Hollande maintient la déchéance de nationalité

L'annonce a surpris après les déclarations de Christiane Taubira la veille selon lesquelles le projet de révision constitutionnelle "ne retenait pas" la déchéance de nationalité.[STEPHANE DE SAKUTIN / AFP]

François Hollande a finalement conservé dans son projet de révision constitutionnelle la déchéance de nationalité, contrairement aux annonces de la garde des Sceaux Christiane Taubira, et malgré les critiques de la gauche.

Manuel Valls a confirmé, lors d'une conférence de presse à l'issue du Conseil des ministres, le maintien dans le texte de la déchéance de nationalité pour les binationaux condamnés pour acte de terrorisme. La déchéance pourra ainsi s'appliquer aux binationaux nés Français, et plus seulement aux binationaux par acquisition.

La droite, inspiratrice de la mesure, s'est félicitée de cette annonce: "Je me réjouis de la décision prise après cet épisode de cacophonie au sein du gouvernement", a tweeté le député Les Républicains Eric Ciotti.

La présidente du FN Marine Le Pen a de son côté salué le "premier effet des 6,8 millions de voix pour le Front national aux élections régionales".

Florian Philippot, vice-président du parti, a estimé que, "dans ces conditions", le FN pourrait "voter cette révision". Le Parti de gauche a au contraire hurlé à la "déchéance morale de Hollande et Valls". Le PS, prudent, a noté que le gouvernement avait "sui(vi) l'avis du Conseil d'État".

 

 

"Ce qui a primé, c'est la parole engagée, (...) c'est la cohérence du président de la République entre le discours à Versailles (lors du Congrès réuni trois jours après les attentats, NDLR) et l'adoption ce (mercredi) matin en Conseil des ministres", a expliqué M. Valls.  "Les débats auront lieu à partir du 3 février" au Parlement, a précisé le Premier ministre, en affirmant avoir "confiance dans la responsabilité de la majorité comme de l'opposition", alors que l'adoption d'une révision constitutionnelle nécessite une majorité des trois cinquièmes au Parlement réuni en Congrès.

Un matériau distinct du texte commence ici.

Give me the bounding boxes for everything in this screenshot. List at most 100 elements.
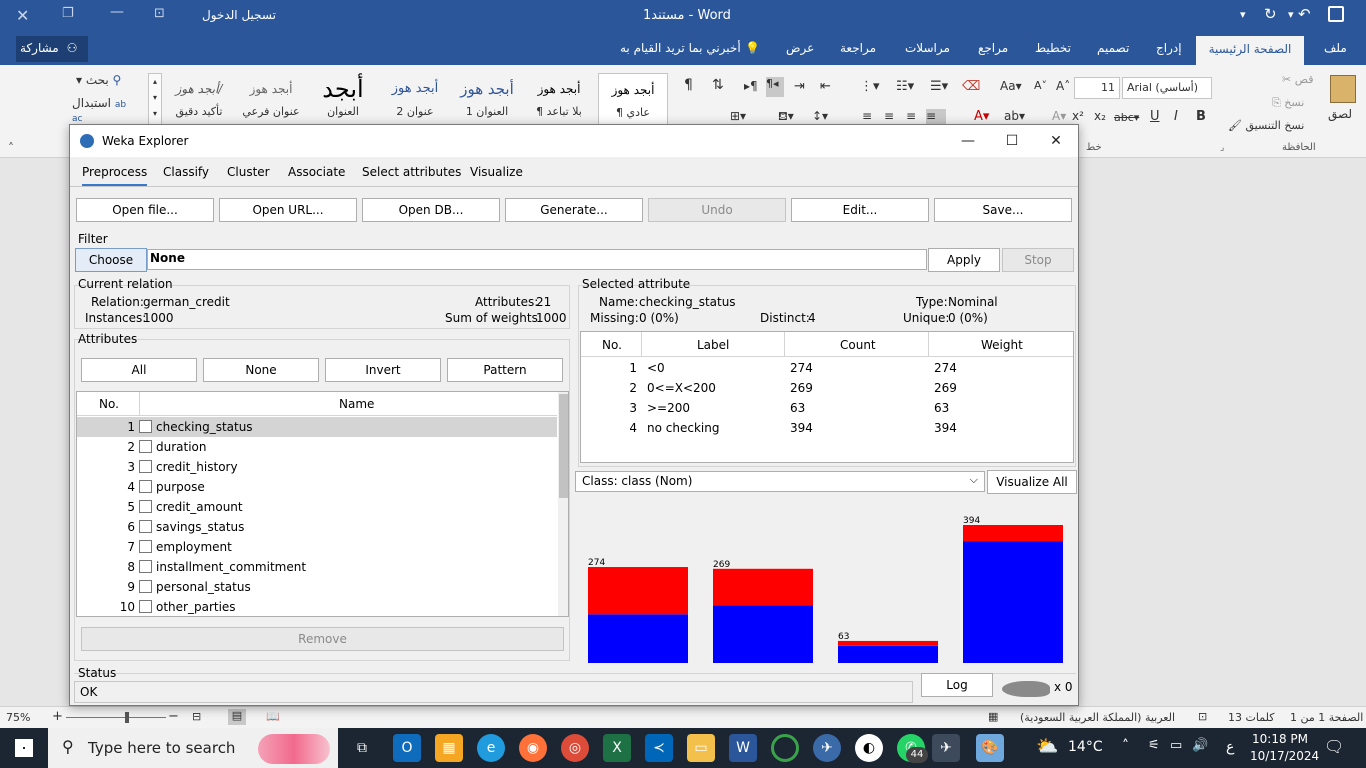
table-row[interactable]: 9 personal_status — [77, 577, 557, 597]
lt-header-no[interactable]: No. — [602, 338, 622, 352]
borders-icon[interactable]: ⊞▾ — [730, 109, 746, 123]
tab-home[interactable]: الصفحة الرئيسية — [1196, 36, 1304, 65]
table-row[interactable]: 1 checking_status — [77, 417, 557, 437]
stop-button[interactable]: Stop — [1002, 248, 1074, 272]
accessibility-icon[interactable]: ▦ — [988, 710, 998, 723]
github-icon[interactable]: ◐ — [855, 734, 883, 762]
show-hidden-icons[interactable]: ˄ — [1122, 738, 1129, 754]
edit-button[interactable]: Edit... — [791, 198, 929, 222]
format-painter-button[interactable]: 🖌 نسخ التنسيق — [1228, 119, 1304, 132]
language-status[interactable]: العربية (المملكة العربية السعودية) — [1020, 711, 1175, 724]
tab-file[interactable]: ملف — [1324, 41, 1347, 55]
underline-icon[interactable]: U — [1150, 109, 1160, 124]
style-no-spacing[interactable]: أبجد هوز ¶ بلا تباعد — [524, 73, 594, 125]
attr-header-no[interactable]: No. — [99, 397, 119, 411]
text-effects-icon[interactable]: A▾ — [1052, 109, 1066, 123]
attr-row-checkbox[interactable] — [139, 460, 152, 473]
print-layout-icon[interactable]: ▤ — [228, 709, 246, 725]
attributes-scrollbar-thumb[interactable] — [559, 394, 568, 498]
share-button[interactable]: مشاركة ⚇ — [16, 36, 88, 62]
bold-icon[interactable]: B — [1196, 109, 1206, 124]
lt-header-label[interactable]: Label — [697, 338, 729, 352]
line-spacing-icon[interactable]: ↕▾ — [812, 109, 828, 123]
open-db-button[interactable]: Open DB... — [362, 198, 500, 222]
table-row[interactable]: 8 installment_commitment — [77, 557, 557, 577]
align-center-icon[interactable]: ≡ — [906, 109, 916, 123]
taskbar-search-box[interactable]: ⚲ Type here to search — [48, 728, 338, 768]
undo-dropdown-icon[interactable]: ▾ — [1288, 8, 1294, 21]
attr-row-checkbox[interactable] — [139, 600, 152, 613]
lt-header-count[interactable]: Count — [840, 338, 876, 352]
select-all-button[interactable]: All — [81, 358, 197, 382]
table-row[interactable]: 3 credit_history — [77, 457, 557, 477]
table-row[interactable]: 2 0<=X<200 269 269 — [581, 378, 1073, 398]
edge-icon[interactable]: e — [477, 734, 505, 762]
save-button[interactable]: Save... — [934, 198, 1072, 222]
open-url-button[interactable]: Open URL... — [219, 198, 357, 222]
show-marks-icon[interactable]: ¶ — [684, 77, 693, 93]
table-row[interactable]: 2 duration — [77, 437, 557, 457]
italic-icon[interactable]: I — [1174, 109, 1178, 124]
tab-layout[interactable]: تخطيط — [1035, 41, 1071, 55]
tab-associate[interactable]: Associate — [288, 165, 345, 179]
chrome-icon[interactable]: ◎ — [561, 734, 589, 762]
table-row[interactable]: 1 <0 274 274 — [581, 358, 1073, 378]
styles-scroll[interactable]: ▴ ▾ ▾ — [148, 73, 162, 125]
style-heading-2[interactable]: أبجد هوز عنوان 2 — [380, 73, 450, 125]
table-row[interactable]: 10 other_parties — [77, 597, 557, 616]
remove-button[interactable]: Remove — [81, 627, 564, 651]
customize-qat-icon[interactable]: ▾ — [1240, 8, 1246, 21]
restore-icon[interactable]: ❐ — [62, 6, 74, 21]
style-subtle-emphasis[interactable]: أبجد هوز/ تأكيد دقيق — [164, 73, 234, 125]
zoom-level[interactable]: 75% — [6, 711, 30, 724]
clipboard-launcher-icon[interactable]: ⌟ — [1220, 143, 1224, 153]
attr-row-checkbox[interactable] — [139, 480, 152, 493]
font-size-select[interactable]: 11 — [1074, 77, 1120, 99]
notifications-icon[interactable]: 🗨 — [1324, 737, 1344, 756]
style-normal[interactable]: أبجد هوز ¶ عادي — [598, 73, 668, 125]
zoom-slider[interactable] — [66, 717, 166, 718]
visualize-all-button[interactable]: Visualize All — [987, 470, 1077, 494]
font-name-select[interactable]: Arial (أساسي) — [1122, 77, 1212, 99]
shading-icon[interactable]: ⛾▾ — [778, 109, 794, 125]
table-row[interactable]: 4 purpose — [77, 477, 557, 497]
tab-insert[interactable]: إدراج — [1156, 41, 1182, 55]
paste-icon[interactable] — [1330, 75, 1356, 103]
replace-button[interactable]: استبدال ab ac — [72, 96, 126, 124]
loading-app-icon[interactable] — [771, 734, 799, 762]
battery-icon[interactable]: ▭ — [1170, 738, 1182, 753]
word-icon[interactable]: W — [729, 734, 757, 762]
generate-button[interactable]: Generate... — [505, 198, 643, 222]
attr-row-checkbox[interactable] — [139, 540, 152, 553]
tab-cluster[interactable]: Cluster — [227, 165, 270, 179]
undo-button[interactable]: Undo — [648, 198, 786, 222]
style-heading-1[interactable]: أبجد هوز العنوان 1 — [452, 73, 522, 125]
log-button[interactable]: Log — [921, 673, 993, 697]
windows-start-icon[interactable] — [15, 739, 33, 757]
weka-active-icon[interactable]: ✈ — [932, 734, 960, 762]
filter-value-field[interactable]: None — [147, 249, 927, 270]
attributes-scrollbar[interactable] — [558, 392, 568, 616]
attr-header-name[interactable]: Name — [339, 397, 374, 411]
highlight-icon[interactable]: ab▾ — [1004, 109, 1025, 123]
clock-time[interactable]: 10:18 PM — [1252, 732, 1308, 746]
ltr-icon[interactable]: ▸¶ — [744, 79, 758, 93]
zoom-slider-thumb[interactable] — [125, 712, 129, 723]
superscript-icon[interactable]: x² — [1072, 109, 1084, 123]
read-mode-icon[interactable]: 📖 — [266, 710, 280, 723]
clock-date[interactable]: 10/17/2024 — [1250, 749, 1319, 763]
firefox-icon[interactable]: ◉ — [519, 734, 547, 762]
numbering-icon[interactable]: ☷▾ — [896, 79, 914, 94]
apply-button[interactable]: Apply — [928, 248, 1000, 272]
redo-icon[interactable]: ↻ — [1264, 5, 1277, 23]
ribbon-display-icon[interactable]: ⊡ — [154, 6, 165, 21]
cut-button[interactable]: ✂ قص — [1282, 73, 1313, 86]
table-row[interactable]: 6 savings_status — [77, 517, 557, 537]
weka-taskbar-icon[interactable]: ✈ — [813, 734, 841, 762]
copy-button[interactable]: ⎘ نسخ — [1272, 96, 1304, 110]
attr-row-checkbox[interactable] — [139, 500, 152, 513]
input-language[interactable]: ع — [1226, 739, 1234, 755]
lt-header-weight[interactable]: Weight — [981, 338, 1023, 352]
tab-design[interactable]: تصميم — [1097, 41, 1129, 55]
class-select[interactable]: Class: class (Nom) ⌵ — [575, 471, 985, 492]
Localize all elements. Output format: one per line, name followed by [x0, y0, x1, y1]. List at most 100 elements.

Cette annonce a surpris, tout particulièrement après les déclarations de Mme Taubira à la radio algérienne Chaîne 3 mardi, selon lesquelles le projet de révision constitutionnelle "ne retenait pas" la déchéance de nationalité. L'attitude de la droite, qui avait fait savoir depuis mardi qu'elle ne voterait pas le projet s'il ne comportait pas cette disposition, a pu faire pencher la balance. Le gouvernement était par ailleurs divisé, la ministre de l'Écologie Ségolène Royal ayant par exemple souhaité cette mesure lundi soir.

"Chacun a droit à ses doutes"

Devant la presse, le Premier ministre s'est efforcé mercredi de désarmer les préventions des détracteurs de la mesure. "Comme l'ensemble du gouvernement, je suis très attaché au droit du sol (...) La déchéance de nationalité pour les seuls criminels terroristes s'appliquera indifféremment à tous les binationaux qu'ils soient français par le sol ou par le sang", a-t-il dit.

Mme Taubira pourrait-elle voir son avenir au gouvernement compromis, après ce cinglant désaveu? MM. Ciotti et Philippot ont demandé sa démission. Mais M. Valls lui a marqué son soutien: "Chacun a droit à ses doutes, à ses interrogations, à ses questionnements et à ses analyses", a-t-il martelé devant la presse, annonçant qu'il défendrait la réforme de la Constitution avec elle.

 

L'inscription dans la Constitution de l'état d'urgence

Ces rebondissements ont laissé au second plan l'autre volet de la réforme, l'inscription dans la Constitution de l'état d'urgence. Là encore M. Valls s'est attaché à dissiper les inquiétudes. "Borner les critères de déclenchement de l'état d'urgence et encadrer les mesures de prolongation dans la Constitution, c'est les mettre définitivement au-dessus de tout risque de dérive partisane", a-t-il expliqué.

À l'instar de nombreux juristes, l'avocat Jean-Pierre Mignard, proche du chef de l'État, comme le Défenseur des droits Jacques Toubon, s'étaient inquiétés en début de semaine de cette constitutionnalisation. M. Valls a par ailleurs annoncé que le gouvernement, se conformant à l'avis du Conseil d'État, n'avait pas retenu le dispositif de sortie progressive de l'état d'urgence initialement prévu. Il aurait permis de prolonger au-delà de l'état d'urgence des mesures prises dans ce cadre.

Enfin, le gouvernement a dévoilé devant le Conseil des ministres son "projet de loi renforçant la lutte contre le crime organisé et son financement, l'efficacité et les garanties de la procédure pénale". Y figure notamment l'autorisation des perquisitions de nuit dans certaines circonstances.